Ok ok....here is the truly appalling aspect of this whole ordeal. Never mind the two ladies that delayed me so long with some erroneous belief that my "modesty" was more important than my emergency...never mind the bitchy nurse that insisted her incompetence was due to my weight...never mind the traumatic ambulance ride courtesy of inefficient ambulance workers....the one thing that pisses me off more than all of that is ...all of this could have been avoided if each and everyone of the doctors I had visited over the past year had actually taken the time to listen to me and hear what I was saying...because I was telling them EXACTLY what was wrong with me and they still had no clue.
While in hospital the doctors who cared for me informed me that not only had my pancreas been suffering for quite awhile but that my gall bladder would need removing because of the prolonged assualt without treatment. It was getting set to explode on me...my pancreas acting up and nearly causing my death was the only thing that brought my gall bladder into the spotlight...not one of those doctors I had previously visited had ever even mentioned my gall bladder or pancreas to me..not once.
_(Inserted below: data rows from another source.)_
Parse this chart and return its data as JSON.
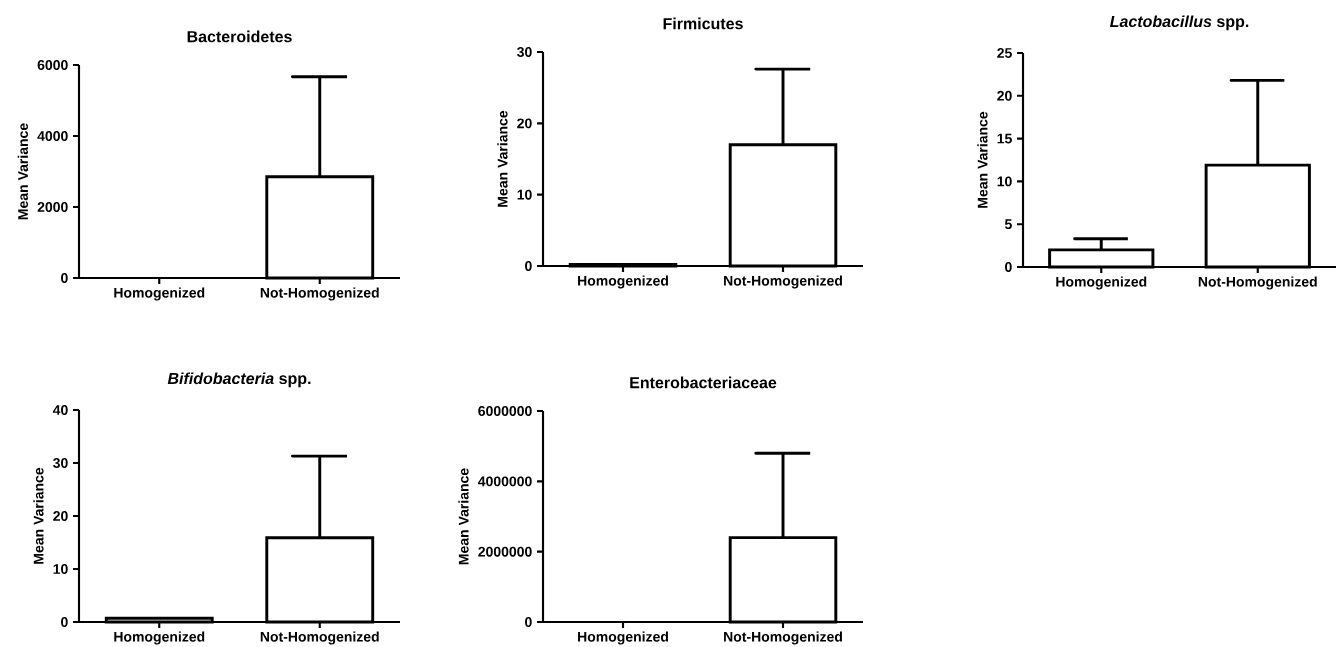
{
  "chart_data": [
    {
      "type": "bar",
      "title": "Bacteroidetes",
      "ylabel": "Mean Variance",
      "categories": [
        "Homogenized",
        "Not-Homogenized"
      ],
      "values": [
        null,
        2850
      ],
      "errors": [
        null,
        [
          2850,
          5670
        ]
      ],
      "color": "#ffffff",
      "ylim": [
        0,
        6000
      ],
      "yticks": [
        0,
        2000,
        4000,
        6000
      ]
    },
    {
      "type": "bar",
      "title": "Firmicutes",
      "ylabel": "Mean Variance",
      "categories": [
        "Homogenized",
        "Not-Homogenized"
      ],
      "values": [
        0.2,
        17.0
      ],
      "errors": [
        null,
        [
          17.0,
          27.6
        ]
      ],
      "color": "#ffffff",
      "ylim": [
        0,
        30
      ],
      "yticks": [
        0,
        10,
        20,
        30
      ]
    },
    {
      "type": "bar",
      "title": "*Lactobacillus* spp.",
      "ylabel": "Mean Variance",
      "categories": [
        "Homogenized",
        "Not-Homogenized"
      ],
      "values": [
        2.0,
        11.9
      ],
      "errors": [
        [
          2.0,
          3.3
        ],
        [
          11.9,
          21.8
        ]
      ],
      "color": "#ffffff",
      "ylim": [
        0,
        25
      ],
      "yticks": [
        0,
        5,
        10,
        15,
        20,
        25
      ]
    },
    {
      "type": "bar",
      "title": "*Bifidobacteria* spp.",
      "ylabel": "Mean Variance",
      "categories": [
        "Homogenized",
        "Not-Homogenized"
      ],
      "values": [
        0.7,
        15.9
      ],
      "errors": [
        null,
        [
          15.9,
          31.3
        ]
      ],
      "color": "#ffffff",
      "ylim": [
        0,
        40
      ],
      "yticks": [
        0,
        10,
        20,
        30,
        40
      ]
    },
    {
      "type": "bar",
      "title": "Enterobacteriaceae",
      "ylabel": "Mean Variance",
      "categories": [
        "Homogenized",
        "Not-Homogenized"
      ],
      "values": [
        null,
        2400000
      ],
      "errors": [
        null,
        [
          2400000,
          4800000
        ]
      ],
      "color": "#ffffff",
      "ylim": [
        0,
        6000000
      ],
      "yticks": [
        0,
        2000000,
        4000000,
        6000000
      ]
    }
  ]
}
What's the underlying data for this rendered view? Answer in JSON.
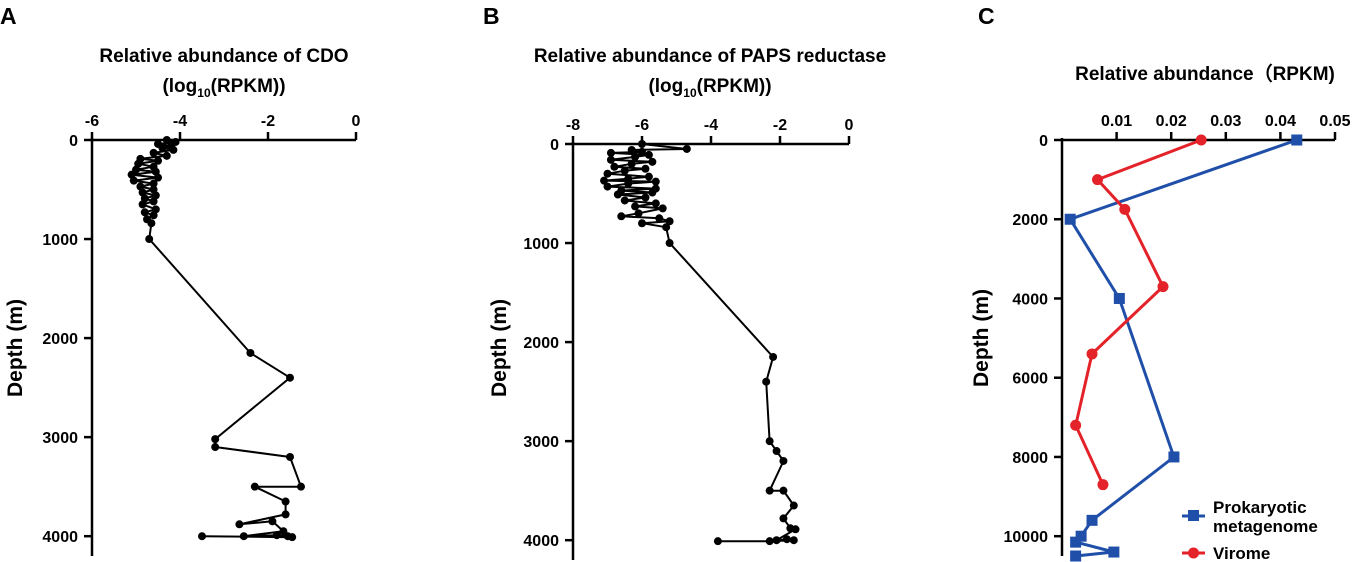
{
  "chart_data": [
    {
      "panel": "A",
      "type": "line",
      "title_line1": "Relative abundance of CDO",
      "title_line2_pre": "(log",
      "title_line2_sub": "10",
      "title_line2_post": "(RPKM))",
      "ylabel": "Depth (m)",
      "x_axis_position": "top",
      "xlim": [
        -6,
        0
      ],
      "ylim": [
        0,
        4200
      ],
      "y_inverted": true,
      "xticks": [
        -6,
        -4,
        -2,
        0
      ],
      "yticks": [
        0,
        1000,
        2000,
        3000,
        4000
      ],
      "color": "#000000",
      "marker": "circle",
      "points": [
        {
          "x": -4.3,
          "y": 0
        },
        {
          "x": -4.1,
          "y": 20
        },
        {
          "x": -4.5,
          "y": 40
        },
        {
          "x": -4.2,
          "y": 60
        },
        {
          "x": -4.4,
          "y": 80
        },
        {
          "x": -4.15,
          "y": 100
        },
        {
          "x": -4.6,
          "y": 130
        },
        {
          "x": -4.3,
          "y": 160
        },
        {
          "x": -4.9,
          "y": 190
        },
        {
          "x": -4.5,
          "y": 210
        },
        {
          "x": -4.95,
          "y": 240
        },
        {
          "x": -4.6,
          "y": 270
        },
        {
          "x": -5.0,
          "y": 300
        },
        {
          "x": -4.55,
          "y": 320
        },
        {
          "x": -5.1,
          "y": 350
        },
        {
          "x": -4.5,
          "y": 380
        },
        {
          "x": -5.05,
          "y": 410
        },
        {
          "x": -4.6,
          "y": 440
        },
        {
          "x": -4.9,
          "y": 470
        },
        {
          "x": -4.6,
          "y": 500
        },
        {
          "x": -4.85,
          "y": 530
        },
        {
          "x": -4.55,
          "y": 560
        },
        {
          "x": -4.8,
          "y": 590
        },
        {
          "x": -4.6,
          "y": 620
        },
        {
          "x": -4.85,
          "y": 650
        },
        {
          "x": -4.55,
          "y": 700
        },
        {
          "x": -4.8,
          "y": 730
        },
        {
          "x": -4.6,
          "y": 760
        },
        {
          "x": -4.75,
          "y": 800
        },
        {
          "x": -4.65,
          "y": 840
        },
        {
          "x": -4.7,
          "y": 1000
        },
        {
          "x": -2.4,
          "y": 2150
        },
        {
          "x": -1.5,
          "y": 2400
        },
        {
          "x": -3.2,
          "y": 3020
        },
        {
          "x": -3.2,
          "y": 3100
        },
        {
          "x": -1.5,
          "y": 3200
        },
        {
          "x": -1.25,
          "y": 3500
        },
        {
          "x": -2.3,
          "y": 3500
        },
        {
          "x": -1.6,
          "y": 3650
        },
        {
          "x": -1.6,
          "y": 3780
        },
        {
          "x": -2.65,
          "y": 3880
        },
        {
          "x": -1.9,
          "y": 3850
        },
        {
          "x": -1.65,
          "y": 3950
        },
        {
          "x": -2.55,
          "y": 4000
        },
        {
          "x": -1.8,
          "y": 3990
        },
        {
          "x": -1.55,
          "y": 4000
        },
        {
          "x": -1.45,
          "y": 4010
        },
        {
          "x": -3.5,
          "y": 4000
        }
      ]
    },
    {
      "panel": "B",
      "type": "line",
      "title_line1": "Relative abundance of PAPS reductase",
      "title_line2_pre": "(log",
      "title_line2_sub": "10",
      "title_line2_post": "(RPKM))",
      "ylabel": "Depth (m)",
      "x_axis_position": "top",
      "xlim": [
        -8,
        0
      ],
      "ylim": [
        0,
        4200
      ],
      "y_inverted": true,
      "xticks": [
        -8,
        -6,
        -4,
        -2,
        0
      ],
      "yticks": [
        0,
        1000,
        2000,
        3000,
        4000
      ],
      "color": "#000000",
      "marker": "circle",
      "points": [
        {
          "x": -6.0,
          "y": 0
        },
        {
          "x": -4.7,
          "y": 50
        },
        {
          "x": -6.3,
          "y": 60
        },
        {
          "x": -6.0,
          "y": 80
        },
        {
          "x": -6.9,
          "y": 90
        },
        {
          "x": -5.8,
          "y": 110
        },
        {
          "x": -6.2,
          "y": 130
        },
        {
          "x": -6.9,
          "y": 160
        },
        {
          "x": -5.7,
          "y": 180
        },
        {
          "x": -6.3,
          "y": 200
        },
        {
          "x": -6.8,
          "y": 230
        },
        {
          "x": -5.9,
          "y": 250
        },
        {
          "x": -6.5,
          "y": 270
        },
        {
          "x": -7.0,
          "y": 300
        },
        {
          "x": -5.8,
          "y": 330
        },
        {
          "x": -6.4,
          "y": 350
        },
        {
          "x": -7.1,
          "y": 370
        },
        {
          "x": -5.6,
          "y": 380
        },
        {
          "x": -6.4,
          "y": 400
        },
        {
          "x": -7.0,
          "y": 430
        },
        {
          "x": -5.6,
          "y": 450
        },
        {
          "x": -6.6,
          "y": 470
        },
        {
          "x": -5.7,
          "y": 490
        },
        {
          "x": -6.7,
          "y": 510
        },
        {
          "x": -5.9,
          "y": 540
        },
        {
          "x": -6.5,
          "y": 570
        },
        {
          "x": -5.6,
          "y": 600
        },
        {
          "x": -6.2,
          "y": 630
        },
        {
          "x": -5.4,
          "y": 650
        },
        {
          "x": -6.1,
          "y": 700
        },
        {
          "x": -6.6,
          "y": 730
        },
        {
          "x": -5.5,
          "y": 750
        },
        {
          "x": -5.2,
          "y": 780
        },
        {
          "x": -6.0,
          "y": 800
        },
        {
          "x": -5.3,
          "y": 840
        },
        {
          "x": -5.2,
          "y": 1000
        },
        {
          "x": -2.2,
          "y": 2150
        },
        {
          "x": -2.4,
          "y": 2400
        },
        {
          "x": -2.3,
          "y": 3000
        },
        {
          "x": -2.1,
          "y": 3100
        },
        {
          "x": -1.9,
          "y": 3200
        },
        {
          "x": -2.3,
          "y": 3500
        },
        {
          "x": -1.9,
          "y": 3500
        },
        {
          "x": -1.6,
          "y": 3650
        },
        {
          "x": -1.9,
          "y": 3780
        },
        {
          "x": -1.7,
          "y": 3880
        },
        {
          "x": -1.55,
          "y": 3890
        },
        {
          "x": -2.1,
          "y": 4000
        },
        {
          "x": -1.8,
          "y": 3990
        },
        {
          "x": -1.6,
          "y": 4000
        },
        {
          "x": -2.3,
          "y": 4010
        },
        {
          "x": -3.8,
          "y": 4010
        }
      ]
    },
    {
      "panel": "C",
      "type": "line",
      "title": "Relative abundance（RPKM)",
      "ylabel": "Depth (m)",
      "x_axis_position": "top",
      "xlim": [
        0,
        0.05
      ],
      "ylim": [
        0,
        10500
      ],
      "y_inverted": true,
      "xticks": [
        0.01,
        0.02,
        0.03,
        0.04,
        0.05
      ],
      "yticks": [
        0,
        2000,
        4000,
        6000,
        8000,
        10000
      ],
      "legend_position": "bottom-right",
      "series": [
        {
          "name": "Prokaryotic metagenome",
          "legend_line1": "Prokaryotic",
          "legend_line2": "metagenome",
          "color": "#1f4fa8",
          "marker": "square",
          "points": [
            {
              "x": 0.043,
              "y": 0
            },
            {
              "x": 0.0015,
              "y": 2000
            },
            {
              "x": 0.0105,
              "y": 4000
            },
            {
              "x": 0.0205,
              "y": 8000
            },
            {
              "x": 0.0055,
              "y": 9600
            },
            {
              "x": 0.0035,
              "y": 10000
            },
            {
              "x": 0.0025,
              "y": 10150
            },
            {
              "x": 0.0095,
              "y": 10400
            },
            {
              "x": 0.0025,
              "y": 10500
            }
          ]
        },
        {
          "name": "Virome",
          "legend_line1": "Virome",
          "color": "#e32229",
          "marker": "circle",
          "points": [
            {
              "x": 0.0255,
              "y": 0
            },
            {
              "x": 0.0065,
              "y": 1000
            },
            {
              "x": 0.0115,
              "y": 1750
            },
            {
              "x": 0.0185,
              "y": 3700
            },
            {
              "x": 0.0055,
              "y": 5400
            },
            {
              "x": 0.0025,
              "y": 7200
            },
            {
              "x": 0.0075,
              "y": 8700
            }
          ]
        }
      ]
    }
  ]
}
Now heres the "funny" bit that pisses me off. Once I realized what was wrong with me as soon as I got home I looked up pancreas and gall bladder disorders etc. Under pancreatitis are almost word for word the exact symptoms I had been listing to my doctors again and again....painful to lay down...feels better when I sit up (which meant I was attempting to sleep sitting up more often then not)...felt like this...acted like that...occurred most often when I did this or that etc...WORD FOR WORD people. It was right there in black and white...with pictures no less.
I was in shock!!! Its not like I had some obscure illness that had doctors scratching their heads and doing countless tests and exams trying to figure out this medical conundrum...I had a fairly common (not common as in everyone has it...common as in its well known medically) illness that with even a bit of question asking...examinations or tests etc...would have been diagnosed and treated.
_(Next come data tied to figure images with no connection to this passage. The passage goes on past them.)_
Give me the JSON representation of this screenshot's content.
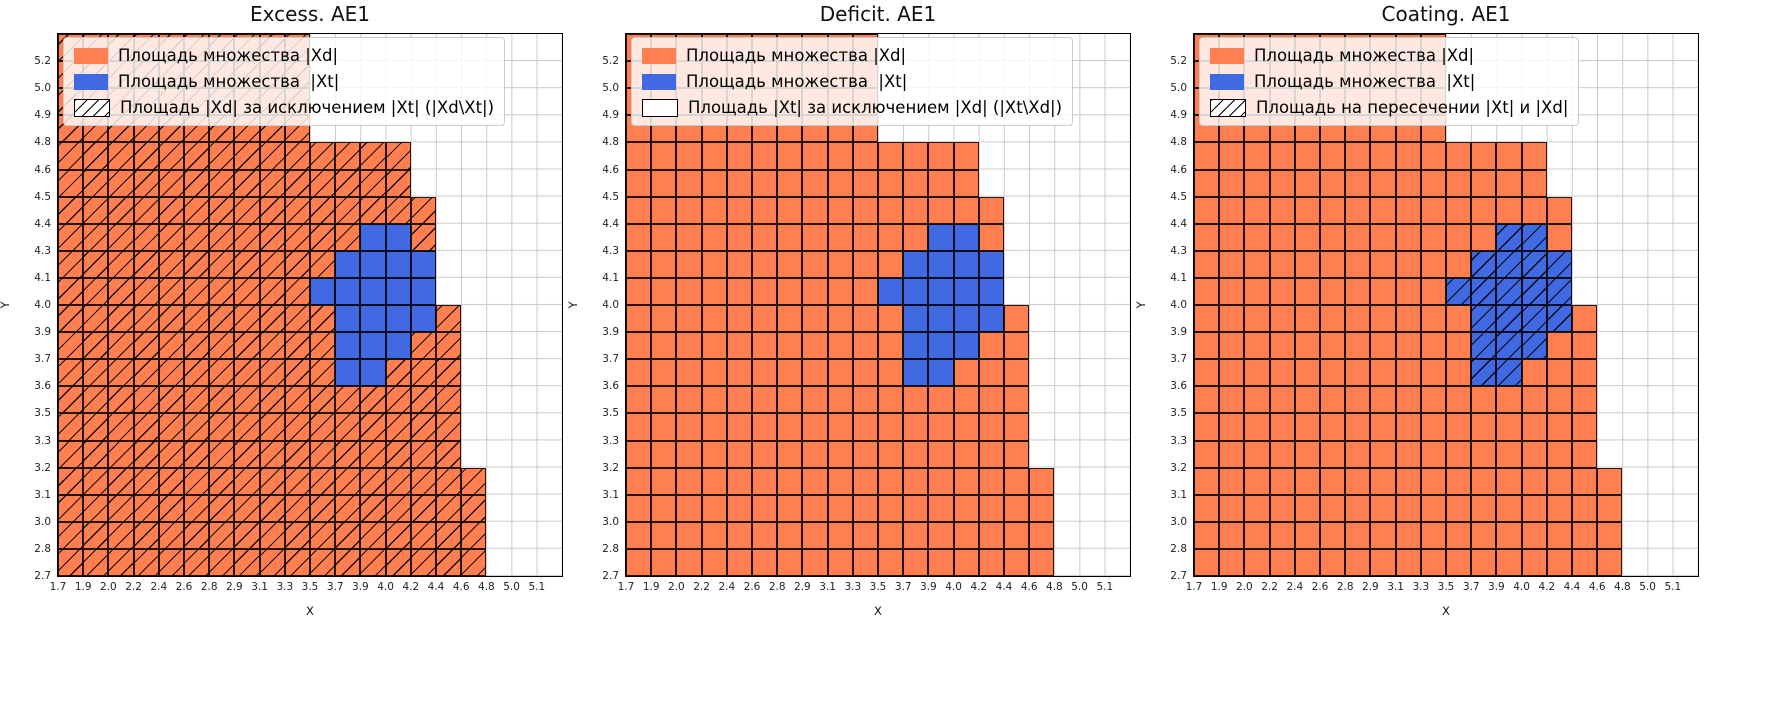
{
  "figure": {
    "background": "#ffffff"
  },
  "colors": {
    "xd_fill": "#ff7f50",
    "xt_fill": "#4169e1",
    "grid_line": "#c9c9c9",
    "cell_edge": "#000000",
    "hatch_line": "#000000",
    "legend_bg": "rgba(255,255,255,0.82)",
    "legend_border": "#cccccc"
  },
  "regions": {
    "description": "20x20 grid of cells; rows indexed bottom-to-top matching y_ticks, columns left-to-right matching x_ticks; xd_columns_per_row gives, for each row, how many columns from the left are filled with the |Xd| set; xt_cells lists the |Xt| set cells overlaid on top",
    "xd_columns_per_row": [
      17,
      17,
      17,
      17,
      16,
      16,
      16,
      16,
      16,
      16,
      15,
      15,
      15,
      15,
      14,
      14,
      10,
      10,
      10,
      10
    ],
    "xt_cells": [
      {
        "row": 7,
        "col_start": 11,
        "col_end": 13
      },
      {
        "row": 8,
        "col_start": 11,
        "col_end": 14
      },
      {
        "row": 9,
        "col_start": 11,
        "col_end": 15
      },
      {
        "row": 10,
        "col_start": 10,
        "col_end": 15
      },
      {
        "row": 11,
        "col_start": 11,
        "col_end": 15
      },
      {
        "row": 12,
        "col_start": 12,
        "col_end": 14
      }
    ]
  },
  "chart_data": [
    {
      "type": "heatmap",
      "title": "Excess. AE1",
      "xlabel": "X",
      "ylabel": "Y",
      "x_ticks": [
        "1.7",
        "1.9",
        "2.0",
        "2.2",
        "2.4",
        "2.6",
        "2.8",
        "2.9",
        "3.1",
        "3.3",
        "3.5",
        "3.7",
        "3.9",
        "4.0",
        "4.2",
        "4.4",
        "4.6",
        "4.8",
        "5.0",
        "5.1"
      ],
      "y_ticks": [
        "2.7",
        "2.8",
        "3.0",
        "3.1",
        "3.2",
        "3.3",
        "3.5",
        "3.6",
        "3.7",
        "3.9",
        "4.0",
        "4.1",
        "4.3",
        "4.4",
        "4.5",
        "4.6",
        "4.8",
        "4.9",
        "5.0",
        "5.2"
      ],
      "grid": true,
      "legend_position": "upper-left",
      "hatch_rule": "xd_minus_xt",
      "legend": [
        {
          "swatch": "xd",
          "label": "Площадь множества |Xd|"
        },
        {
          "swatch": "xt",
          "label": "Площадь множества  |Xt|"
        },
        {
          "swatch": "hatch",
          "label": "Площадь |Xd| за исключением |Xt| (|Xd\\Xt|)"
        }
      ]
    },
    {
      "type": "heatmap",
      "title": "Deficit. AE1",
      "xlabel": "X",
      "ylabel": "Y",
      "x_ticks": [
        "1.7",
        "1.9",
        "2.0",
        "2.2",
        "2.4",
        "2.6",
        "2.8",
        "2.9",
        "3.1",
        "3.3",
        "3.5",
        "3.7",
        "3.9",
        "4.0",
        "4.2",
        "4.4",
        "4.6",
        "4.8",
        "5.0",
        "5.1"
      ],
      "y_ticks": [
        "2.7",
        "2.8",
        "3.0",
        "3.1",
        "3.2",
        "3.3",
        "3.5",
        "3.6",
        "3.7",
        "3.9",
        "4.0",
        "4.1",
        "4.3",
        "4.4",
        "4.5",
        "4.6",
        "4.8",
        "4.9",
        "5.0",
        "5.2"
      ],
      "grid": true,
      "legend_position": "upper-left",
      "hatch_rule": "xt_minus_xd",
      "legend": [
        {
          "swatch": "xd",
          "label": "Площадь множества |Xd|"
        },
        {
          "swatch": "xt",
          "label": "Площадь множества  |Xt|"
        },
        {
          "swatch": "empty",
          "label": "Площадь |Xt| за исключением |Xd| (|Xt\\Xd|)"
        }
      ]
    },
    {
      "type": "heatmap",
      "title": "Coating. AE1",
      "xlabel": "X",
      "ylabel": "Y",
      "x_ticks": [
        "1.7",
        "1.9",
        "2.0",
        "2.2",
        "2.4",
        "2.6",
        "2.8",
        "2.9",
        "3.1",
        "3.3",
        "3.5",
        "3.7",
        "3.9",
        "4.0",
        "4.2",
        "4.4",
        "4.6",
        "4.8",
        "5.0",
        "5.1"
      ],
      "y_ticks": [
        "2.7",
        "2.8",
        "3.0",
        "3.1",
        "3.2",
        "3.3",
        "3.5",
        "3.6",
        "3.7",
        "3.9",
        "4.0",
        "4.1",
        "4.3",
        "4.4",
        "4.5",
        "4.6",
        "4.8",
        "4.9",
        "5.0",
        "5.2"
      ],
      "grid": true,
      "legend_position": "upper-left",
      "hatch_rule": "xt_and_xd",
      "legend": [
        {
          "swatch": "xd",
          "label": "Площадь множества |Xd|"
        },
        {
          "swatch": "xt",
          "label": "Площадь множества  |Xt|"
        },
        {
          "swatch": "hatch",
          "label": "Площадь на пересечении |Xt| и |Xd|"
        }
      ]
    }
  ]
}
Instead I got buckets of maalox and addictive painkillers...and I almost died.
Unfortunately, malpractice medical lawsuits are almost unheard of here...and because patient medical records are sketchy at best (at least in health centers for expats etc and from my personal experience) there really was no way to be compensated for this gross case of negligence and medical malpractice.
I survived...thank God...but you can understand now why I am extremely leary with all things medical in this country.
My 3 year son acted more responsibly then all those others I had the misfortune of crossing paths with that day...for that...he is my hero!!!
btw my spell check is not working...I apologize for any missed corrections as well as the spacing so forgive me for the long paragraphs once again.